The ambition of The Matter With Things is to take the hemisphere hypothesis and to conduct through its lens a detailed examination of truth. McGilchrist discusses the paths that lead to truth: science, reason, intuition and imagination. A professional scientist, and thus a believer in the power of reason properly understood, he shows that both are easily corrupted by left-hemisphere thinking. The results of hyper-rationalism are often indefensible: philosophers who deny the existence of consciousness (with what faculty?) or geneticists who persist in arguing (in Darwin’s name but contrary to his intuitions) a mechanistic ‘selfish gene’ theory of evolution, a model as superannuated as Newtonian physics.

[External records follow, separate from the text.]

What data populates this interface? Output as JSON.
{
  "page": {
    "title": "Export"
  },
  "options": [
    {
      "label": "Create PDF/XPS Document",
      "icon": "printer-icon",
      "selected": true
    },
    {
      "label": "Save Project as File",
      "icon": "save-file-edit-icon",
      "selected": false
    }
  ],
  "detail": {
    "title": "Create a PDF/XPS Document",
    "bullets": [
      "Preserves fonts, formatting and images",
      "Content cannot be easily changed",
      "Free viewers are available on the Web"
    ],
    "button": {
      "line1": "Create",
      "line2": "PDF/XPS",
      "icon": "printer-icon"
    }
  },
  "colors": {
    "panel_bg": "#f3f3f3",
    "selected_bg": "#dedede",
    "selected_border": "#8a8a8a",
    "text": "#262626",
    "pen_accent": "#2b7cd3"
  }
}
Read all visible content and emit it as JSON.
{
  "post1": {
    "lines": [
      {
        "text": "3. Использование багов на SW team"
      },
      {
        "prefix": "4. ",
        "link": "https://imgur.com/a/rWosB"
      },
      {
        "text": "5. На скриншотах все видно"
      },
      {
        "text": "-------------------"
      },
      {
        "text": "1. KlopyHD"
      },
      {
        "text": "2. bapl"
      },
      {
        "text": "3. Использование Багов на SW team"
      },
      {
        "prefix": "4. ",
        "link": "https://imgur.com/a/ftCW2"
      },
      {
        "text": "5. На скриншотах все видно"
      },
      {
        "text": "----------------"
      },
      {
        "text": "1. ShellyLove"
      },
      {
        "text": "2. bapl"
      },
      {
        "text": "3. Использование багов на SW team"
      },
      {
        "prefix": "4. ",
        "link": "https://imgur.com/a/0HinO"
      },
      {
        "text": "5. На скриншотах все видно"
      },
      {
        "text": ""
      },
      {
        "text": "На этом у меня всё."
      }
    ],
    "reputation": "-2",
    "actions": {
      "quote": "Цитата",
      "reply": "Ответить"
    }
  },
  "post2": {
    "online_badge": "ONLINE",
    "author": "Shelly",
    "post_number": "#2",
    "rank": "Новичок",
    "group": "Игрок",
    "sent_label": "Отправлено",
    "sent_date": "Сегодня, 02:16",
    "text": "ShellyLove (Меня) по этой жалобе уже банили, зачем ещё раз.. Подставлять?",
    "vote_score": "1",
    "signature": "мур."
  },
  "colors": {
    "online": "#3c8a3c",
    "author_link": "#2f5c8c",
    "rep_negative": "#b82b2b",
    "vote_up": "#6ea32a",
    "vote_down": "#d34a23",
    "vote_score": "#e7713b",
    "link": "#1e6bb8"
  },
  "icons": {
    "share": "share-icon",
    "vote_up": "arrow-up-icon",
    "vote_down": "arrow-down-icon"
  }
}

Even this undertaking is not the book’s central concern, for McGilchrist then examines even deeper questions: the truth about time, flow and movement, space and matter, consciousness, purpose and, as a tremendous capstone, our sense of the sacred. These are areas where we cannot confine ourselves to left-hemisphere techniques of analysis, because to analyse something is to reduce it to parts, whereas these topics are sui generis and cannot be separated or broken down. (Zeno’s paradoxes expose the delusive effect of atomising time: Achilles never catches the tortoise.)
Instead, McGilchrist invites us to see the world synthetically, recognising the necessity of the left hemisphere but the superiority of the right. The world is revealed as composed not of static objects (the ‘Things’ of the book’s title), but of dynamic processes and relationships; a world not separated from and dispassionately observed by us, but one that only through us comes into being — in which, as Yeats says, we cannot ‘know the dancer from the dance’.
McGilchrist seeks to give an account ‘at last, true to experience, to science and to philosophy’. The range and erudition are astounding (the bibliography alone runs to 180 pages). Even if one used it for no other purpose, his book is a treasure store of quotations — a polymath, he has read and seems to remember everything. He stands upon the shoulders of the giants whose words he amply cites. His forebears include Heraclitus (not Plato), Pascal (definitely not Descartes), Goethe, Wordsworth, Schelling, Hegel, Heidegger, William James, Whitehead and Bergson. Drawing out the implications of quantum physics, he discerns an ever-unfolding pattern and purpose in the cosmos and, while rejecting the propositions of organised religion, he ends up on the side of God (for want of a better verb), meanwhile giving the reductive atheist position a formidable kicking.
Yet there is nothing wacky or tendentious about this book. McGilchrist writes readably and with poetic sensibility. The tone is courteous (except in the face of others’ intolerance), modest and above all wise. Those who do not normally read about science or philosophy will never do so in better company. Like the Bible in a Victorian drawing room, this is a book that you should keep permanently open, for the Oxford prof has a point: after reading it you will never see the world in the same way again.